Taken together, these challenges pose serious questions that scholars in the field of architecture and planning should face, in primis the redefinition of the notion of local vs global, and the very idea of scholarly engagement across different places in the new normal. On the other hand, this can be taken as an opportunity to define new ‘emerging territories’ of research where problems can be captured, solutions can be tested, and ideas can be shared more effectively across multiple scales and contexts.

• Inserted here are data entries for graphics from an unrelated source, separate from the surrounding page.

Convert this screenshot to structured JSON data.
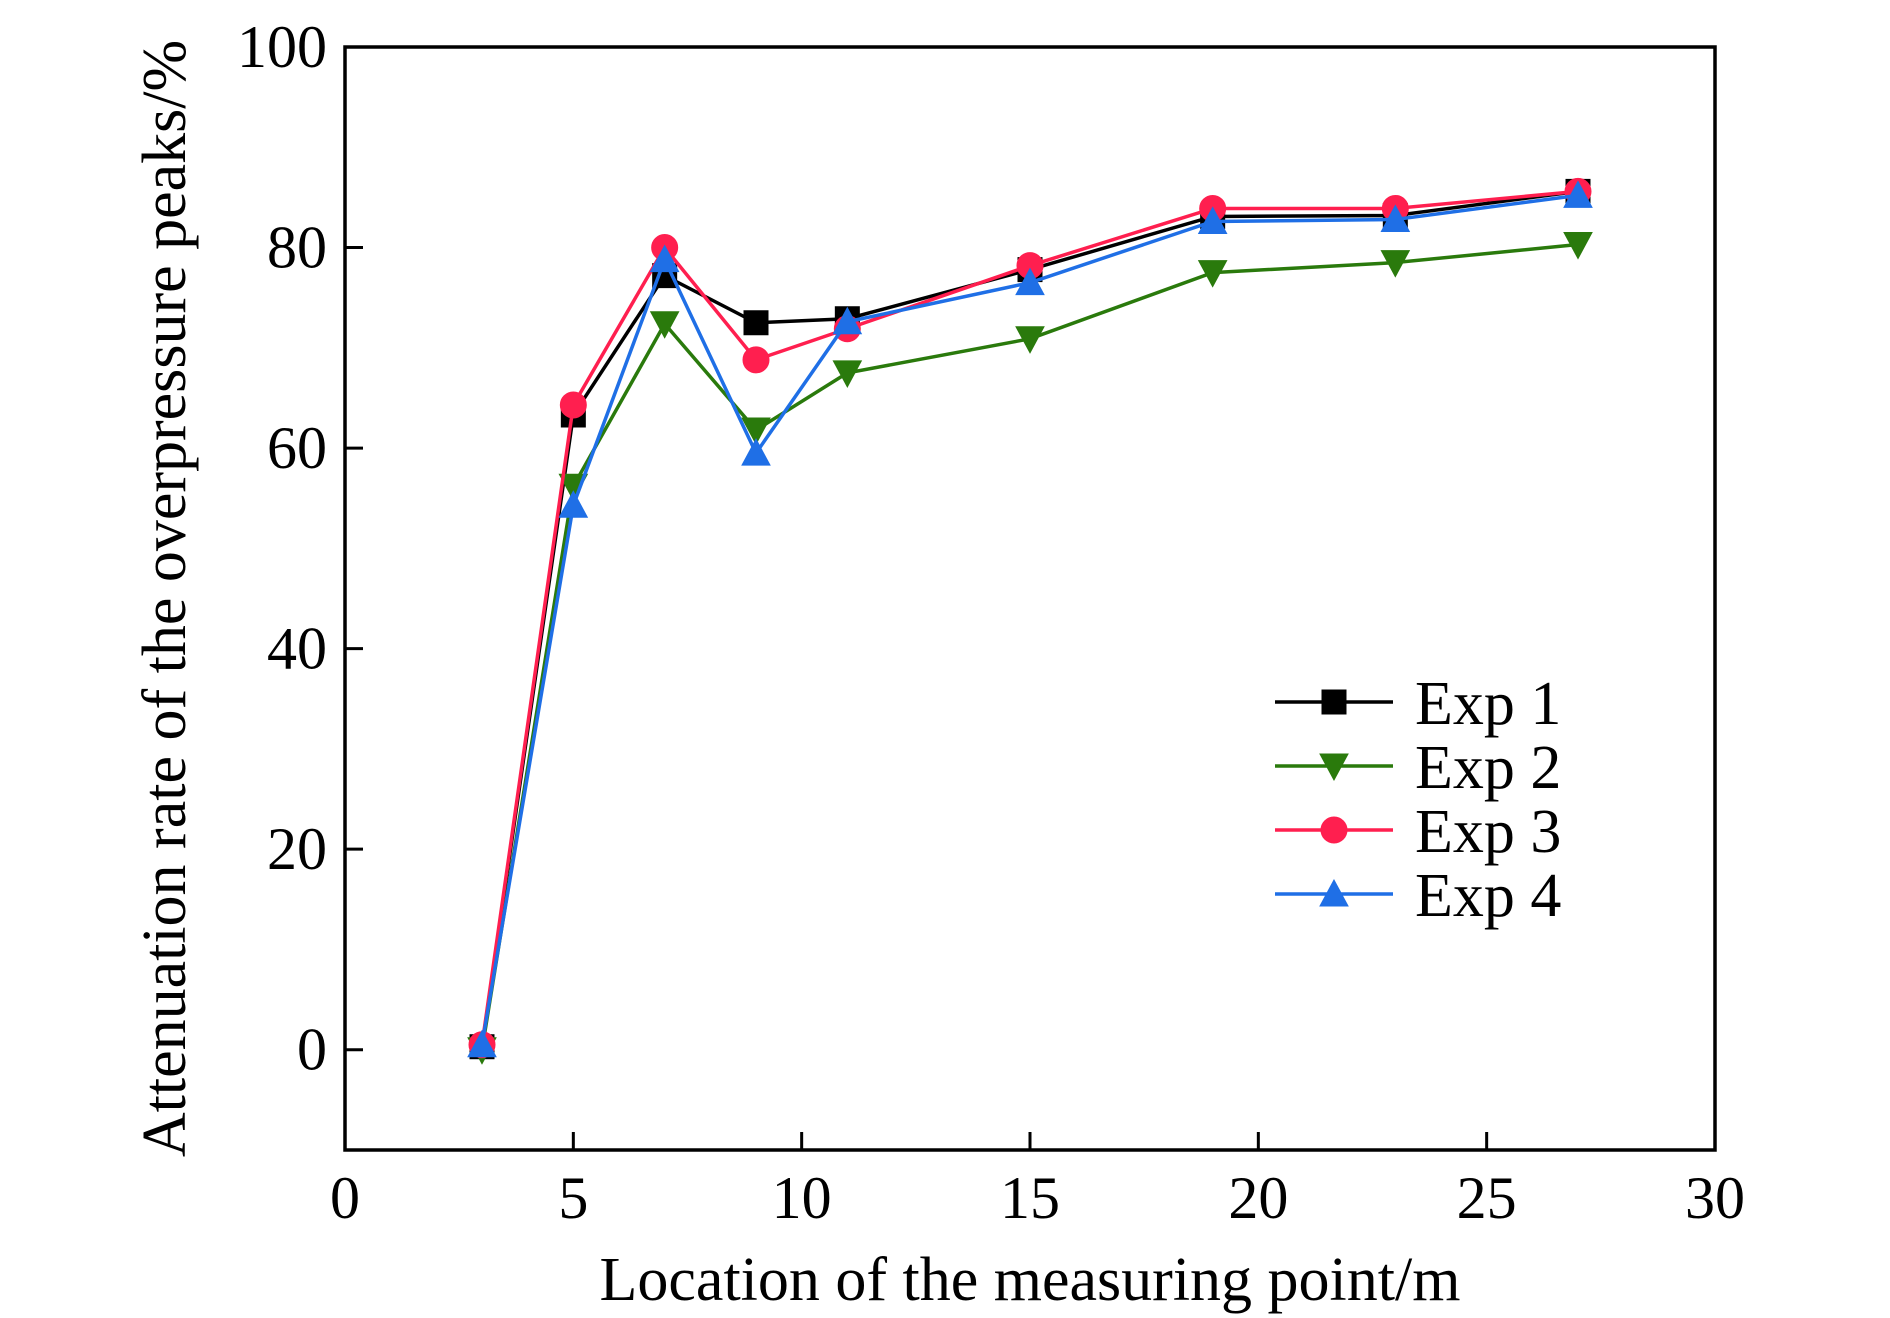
{
  "chart_data": {
    "type": "line",
    "xlabel": "Location of the measuring point/m",
    "ylabel": "Attenuation rate of the overpressure peaks/%",
    "xlim": [
      0,
      30
    ],
    "ylim": [
      -10,
      100
    ],
    "xticks": [
      0,
      5,
      10,
      15,
      20,
      25,
      30
    ],
    "yticks": [
      0,
      20,
      40,
      60,
      80,
      100
    ],
    "x": [
      3,
      5,
      7,
      9,
      11,
      15,
      19,
      23,
      27
    ],
    "grid": false,
    "legend_position": "right-center",
    "series": [
      {
        "name": "Exp 1",
        "color": "#000000",
        "marker": "square",
        "values": [
          0.3,
          63.3,
          77.2,
          72.5,
          72.9,
          77.8,
          83.1,
          83.2,
          85.6
        ]
      },
      {
        "name": "Exp 2",
        "color": "#2a7a0c",
        "marker": "triangle-down",
        "values": [
          0.0,
          56.2,
          72.4,
          61.8,
          67.5,
          70.9,
          77.5,
          78.5,
          80.3
        ]
      },
      {
        "name": "Exp 3",
        "color": "#ff1f4f",
        "marker": "circle",
        "values": [
          0.5,
          64.3,
          80.0,
          68.8,
          71.9,
          78.2,
          83.9,
          83.9,
          85.6
        ]
      },
      {
        "name": "Exp 4",
        "color": "#1f6fe6",
        "marker": "triangle-up",
        "values": [
          0.5,
          54.3,
          78.8,
          59.5,
          72.6,
          76.5,
          82.6,
          82.8,
          85.2
        ]
      }
    ]
  }
}
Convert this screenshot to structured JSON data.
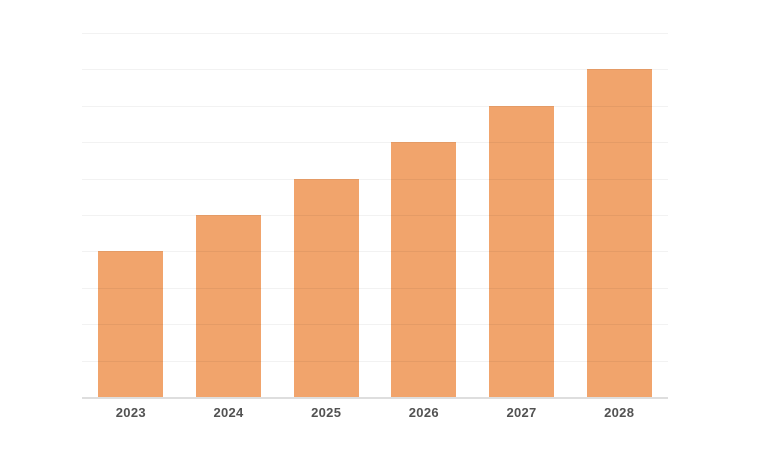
{
  "chart_data": {
    "type": "bar",
    "title": "",
    "xlabel": "",
    "ylabel": "",
    "categories": [
      "2023",
      "2024",
      "2025",
      "2026",
      "2027",
      "2028"
    ],
    "values": [
      4,
      5,
      6,
      7,
      8,
      9
    ],
    "ylim": [
      0,
      10
    ],
    "gridline_step": 1,
    "grid": "horizontal-only",
    "legend": "none",
    "y_tick_labels_visible": false,
    "colors": {
      "bar": "#f1a46c",
      "gridline": "rgba(0,0,0,0.05)",
      "axis_line": "#dedede",
      "tick_label": "#525252",
      "background": "#ffffff"
    }
  }
}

The aim of the symposium is therefore to bring together interdisciplinary research between architecture and planning, based at the School of Architecture and Cities and to share new ideas and approaches to tackle city problems and their vulnerabilities in the new global context.
Contributors
Krystallia Kamvasinou, Giulio Verdini (Co-Chairs), with Roudaina Alkhani, Lindsay Bremner, Sabina Cioboata, Corinna Dean, Shengkang Fu, Ripin Kalra, Kon Kim, Tony Lloyd Jones, David W. Mathewson, Michael Neuman, Mai Sairafi, Ben Stringer, and others to be confirmed.